Le confinement en colocation

J’ai réalisé cette journée d’observation chez une amie qui est ma colocataire provisoire, nous sommes confinées dans son appartement sur Paris, dans le quartier de Belleville. L’appartement est au troisième étage, dans une rue très empruntée.

Nous sommes au mois de novembre, et il est 8h48, je suis réveillée par des bruits des travaux voisins. Je regarde l’heure sur mon téléphone, rumine dans mon lit et me rendors. Il est 9h12, les bruits des travaux me re-réveille, je prends mon téléphone, posé à côté de mon oreiller, et répond aux différents messages. À 9h36, je me lève, j’ouvre la porte de ma chambre et je râle dans le salon. 

Je marche vers la cuisine mon téléphone dans la main, je me filme énervée en parlant des travaux. Je vide l’eau de la bouilloire dans l’évier, remet de l’eau, pose la bouilloire sur son socle, et appuie sur le bouton « marche ». Je prends une tasse dans le placard derrière moi, je vais chercher du café soluble sur l’étagère à 2 mètres de là. Je prends une cuillère dans l’égouttoir, j’ouvre le pot de café soluble et verse 2 cuillères et demie de café soluble dans ma tasse. Je regarde par la fenêtre, j’éteins la bouilloire dont l’eau était en train de bouillir, je verse l’eau dans ma tasse, repose la bouilloire sur le socle et marche jusqu’au salon. 

Je me pose sur le canapé et roule une cigarette, avant d’aller dans ma chambre et récupère mon ordinateur sur le sol. Je reviens dans le salon, m’assoie sur le canapé et pose l’ordinateur à côté de moi. Je reprends ma cigarette, pour fumer. Il est 9h45, je commence à travailler. Je regarde les différents devoirs que j’ai à rendre. Je passe de Messenger à Moodle.
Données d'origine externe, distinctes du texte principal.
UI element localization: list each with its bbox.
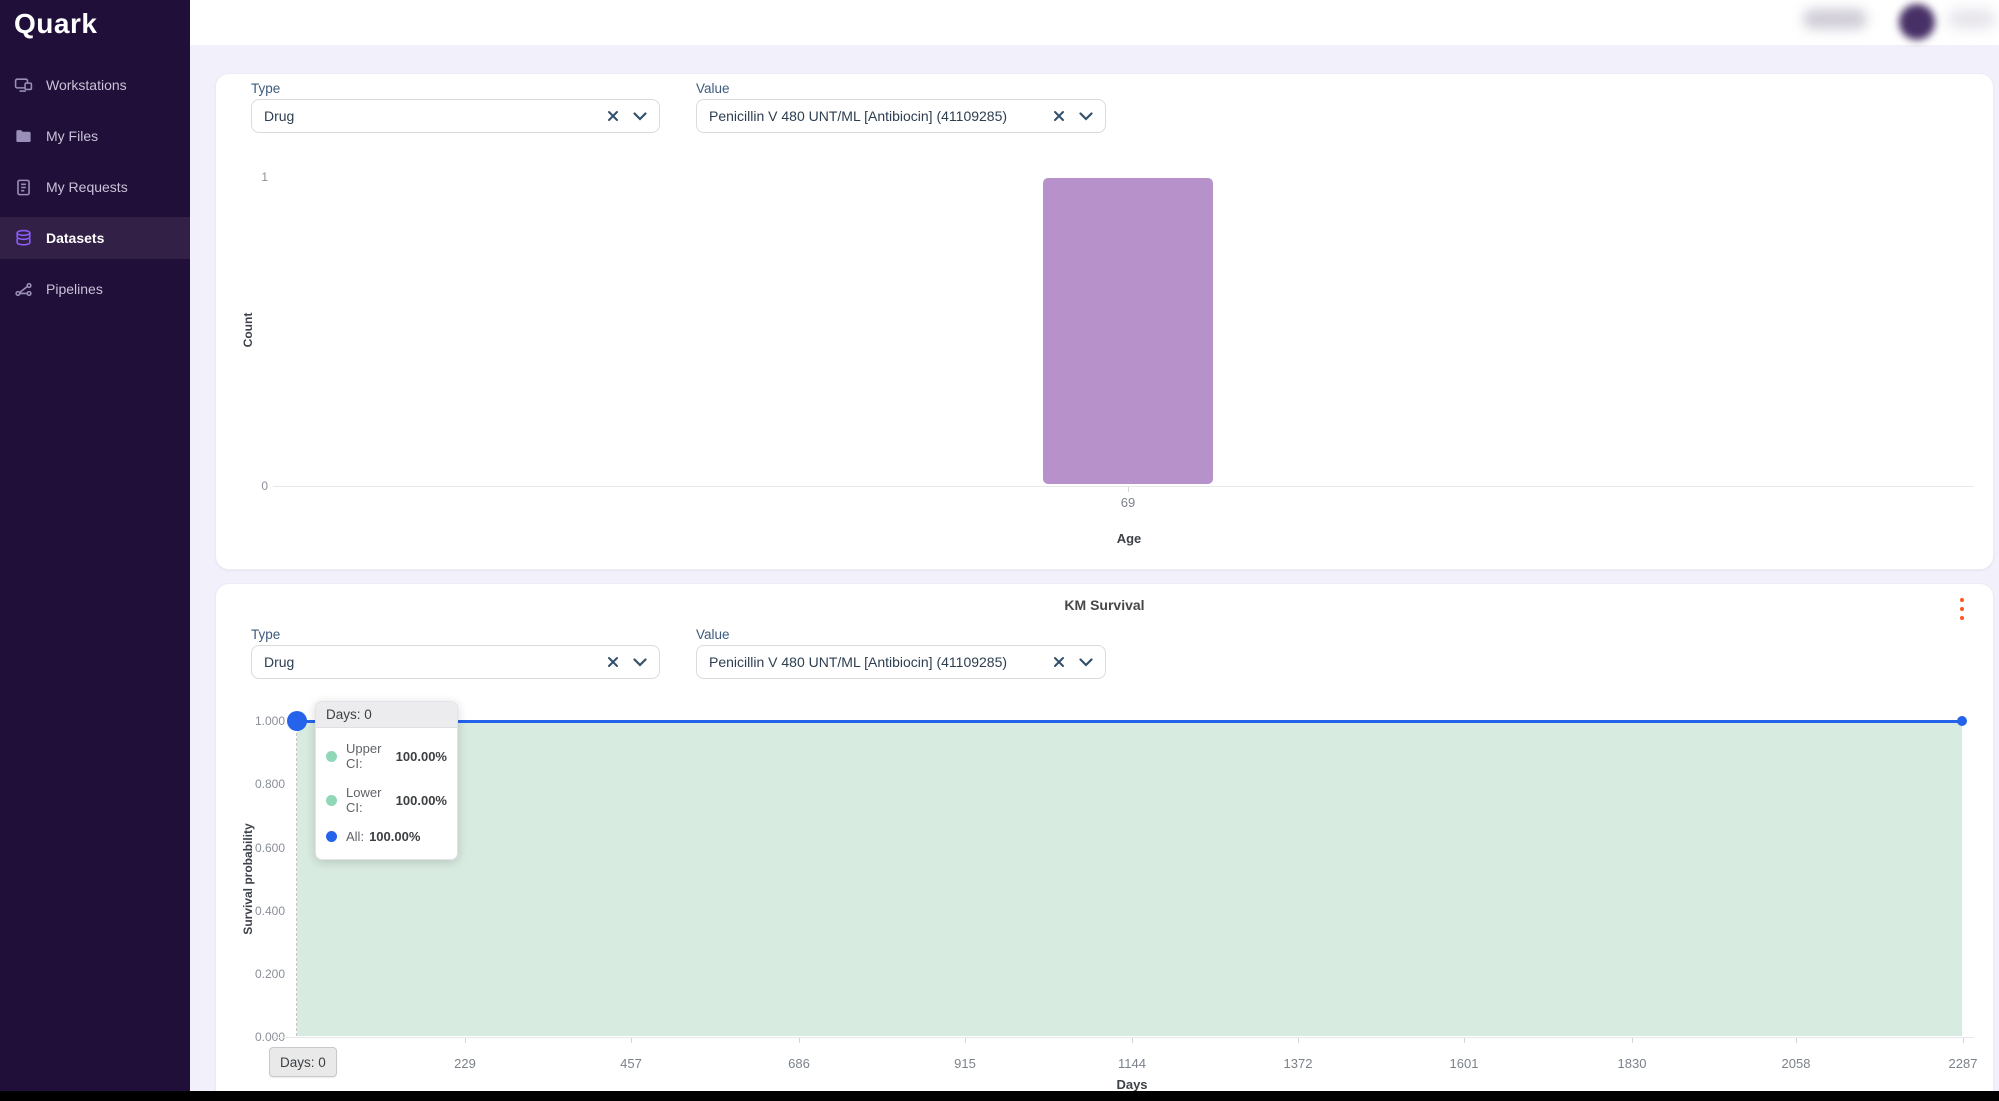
x-tick: 1830 — [1617, 1056, 1647, 1071]
sidebar-item-label: My Requests — [46, 179, 128, 195]
type-select[interactable]: Drug — [251, 99, 660, 133]
blurred-label — [1948, 10, 1996, 28]
x-axis-line — [273, 486, 1974, 487]
type-label: Type — [251, 627, 281, 642]
value-label: Value — [696, 627, 730, 642]
requests-icon — [13, 177, 33, 197]
tooltip-row-lower-ci: Lower CI: 100.00% — [316, 778, 457, 822]
value-label: Value — [696, 81, 730, 96]
x-axis-title: Days — [1116, 1077, 1148, 1092]
age-histogram-card: Type Drug Value Penicillin V 480 UNT/ML … — [215, 73, 1994, 570]
survival-point-end[interactable] — [1957, 716, 1967, 726]
histogram-bar[interactable] — [1043, 178, 1213, 484]
sidebar-item-datasets[interactable]: Datasets — [0, 217, 190, 259]
chart-tooltip: Days: 0 Upper CI: 100.00% Lower CI: 100.… — [315, 701, 458, 860]
y-tick: 1 — [261, 170, 268, 184]
type-label: Type — [251, 81, 281, 96]
x-tick-mark — [1128, 487, 1129, 492]
cursor-dashed-line — [296, 723, 297, 1036]
x-tick: 1601 — [1449, 1056, 1479, 1071]
survival-point-start[interactable] — [287, 711, 307, 731]
topbar — [190, 0, 1999, 45]
upper-ci-dot-icon — [326, 750, 337, 762]
chevron-down-icon[interactable] — [633, 657, 647, 667]
type-select[interactable]: Drug — [251, 645, 660, 679]
lower-ci-dot-icon — [326, 794, 337, 806]
survival-line[interactable] — [297, 720, 1962, 723]
pipelines-icon — [13, 279, 33, 299]
sidebar-item-label: Pipelines — [46, 281, 103, 297]
sidebar-item-label: Workstations — [46, 77, 127, 93]
value-select-value: Penicillin V 480 UNT/ML [Antibiocin] (41… — [709, 654, 1008, 670]
clear-icon[interactable] — [607, 110, 619, 122]
x-tick: 915 — [954, 1056, 976, 1071]
blurred-button[interactable] — [1803, 9, 1867, 29]
x-axis-title: Age — [1116, 531, 1142, 546]
window-bottom-edge — [0, 1091, 1999, 1101]
tooltip-row-upper-ci: Upper CI: 100.00% — [316, 734, 457, 778]
sidebar-nav: Workstations My Files My Requests Datase… — [0, 64, 190, 319]
x-tick: 686 — [788, 1056, 810, 1071]
tooltip-row-all: All: 100.00% — [316, 822, 457, 851]
type-select-value: Drug — [264, 654, 295, 670]
x-axis-line — [273, 1037, 1974, 1038]
card-title: KM Survival — [1064, 597, 1145, 613]
kebab-menu-icon[interactable] — [1954, 598, 1970, 620]
y-tick: 0.000 — [254, 1030, 285, 1044]
clear-icon[interactable] — [1053, 110, 1065, 122]
x-tick: 69 — [1120, 495, 1136, 510]
y-tick: 0.800 — [254, 777, 285, 791]
sidebar-item-label: Datasets — [46, 230, 105, 246]
sidebar-item-my-requests[interactable]: My Requests — [0, 166, 190, 208]
y-tick: 0.200 — [254, 967, 285, 981]
user-avatar[interactable] — [1899, 4, 1935, 40]
x-tick: 2058 — [1781, 1056, 1811, 1071]
sidebar-item-workstations[interactable]: Workstations — [0, 64, 190, 106]
chevron-down-icon[interactable] — [1079, 657, 1093, 667]
sidebar-item-label: My Files — [46, 128, 99, 144]
days-slider-chip[interactable]: Days: 0 — [269, 1047, 337, 1077]
km-survival-card: KM Survival Type Drug Value Penicillin V… — [215, 583, 1994, 1101]
y-tick: 0 — [261, 479, 268, 493]
sidebar-item-pipelines[interactable]: Pipelines — [0, 268, 190, 310]
y-tick: 0.400 — [254, 904, 285, 918]
files-icon — [13, 126, 33, 146]
type-select-value: Drug — [264, 108, 295, 124]
tooltip-header: Days: 0 — [316, 702, 457, 728]
chevron-down-icon[interactable] — [633, 111, 647, 121]
x-tick: 2287 — [1948, 1056, 1978, 1071]
y-axis-title: Count — [241, 312, 255, 348]
y-tick: 1.000 — [254, 714, 285, 728]
x-tick: 1144 — [1118, 1056, 1146, 1071]
chevron-down-icon[interactable] — [1079, 111, 1093, 121]
x-tick: 1372 — [1283, 1056, 1313, 1071]
workstations-icon — [13, 75, 33, 95]
value-select[interactable]: Penicillin V 480 UNT/ML [Antibiocin] (41… — [696, 645, 1106, 679]
value-select[interactable]: Penicillin V 480 UNT/ML [Antibiocin] (41… — [696, 99, 1106, 133]
confidence-interval-area — [297, 723, 1962, 1036]
y-axis-title: Survival probability — [241, 823, 255, 935]
sidebar-item-my-files[interactable]: My Files — [0, 115, 190, 157]
x-tick: 457 — [620, 1056, 642, 1071]
app-logo: Quark — [14, 8, 98, 39]
y-tick: 0.600 — [254, 841, 285, 855]
x-tick: 229 — [454, 1056, 476, 1071]
clear-icon[interactable] — [607, 656, 619, 668]
datasets-icon — [13, 228, 33, 248]
clear-icon[interactable] — [1053, 656, 1065, 668]
sidebar: Quark Workstations My Files My Requests — [0, 0, 190, 1101]
value-select-value: Penicillin V 480 UNT/ML [Antibiocin] (41… — [709, 108, 1008, 124]
all-series-dot-icon — [326, 831, 337, 842]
Je parle avec ma collègue de travail puis ouvre un document sur un texte de Comte ainsi qu’un fichier texte avec des questions sur ce même texte. Je lis les deux premiers paragraphes. Il est 10h39, je sors une banane du sac posé sur une petite table à côté de mon canapé. Je l’épluche et la mange. Je reprends la lecture du texte de Comte. 

Il est 10h54, je reprends une cigarette, puis la repose dans le cendrier fumée aux deux tiers. Je reprends ma lecture sur mon ordinateur. Il est 10h59, il y a des bruits de travaux, je parle seule, énervée. Vingt minutes passent, il est 11h22, je finis ma cigarette, je me lève, ouvre la fenêtre, éteins le chauffage et reviens sur le canapé. Six minutes après, je vais fermer la fenêtre et allume le chauffage. Je vais ensuite dans ma chambre, prends mes chaussettes sur le sol et les enfile. Je prends ma brosse sur ma petite table, je me brosse les cheveux et repars dans le salon après. Il est maintenant 11h30, je reprends mon ordinateur et le pose sur mes genoux. Je finis d’une traite mon café. Cinq minutes sont passées, je me lève, prends les assiettes et tasses sales sur la table et les dépose dans l’évier de la cuisine. Je retourne dans le salon, prends le pain et le remet dans le placard de la cuisine. Je reviens dans le salon, prends le sel, poivre et sauce sur la table basse et les pose sur la grande table du salon. Je me remets sur le canapé, avec l’ordinateur sur les genoux.  

Il est 12h12, je suis à nouveau seule. Je me rassoie sur le canapé, prends l’ordinateur sur mes genoux et finis mon devoir. 

Il est 13h20, je prends une banane sur la petite table et la mange. Je vais chercher un yahourt dans le frigo, du sucre et une cuillère, je le mange sur la table basse dans le canapé. 10 minutes plus tard, je prends mon téléphone, le branche sur mon ordinateur et regarde des vidéos sur Instagram. 14h46, je commence un nouvel épisode de 10 pour cent. Je suis allongée sur le canapé, l’ordinateur est penché. À la fin de l’épisode, je marche jusqu’à ma chambre, fouille dans mon sac à dos et prends Le Deuxième Sexe de Simone de Beauvoir. Je me repose sur le canapé, retire le marque page et continue ma lecture. 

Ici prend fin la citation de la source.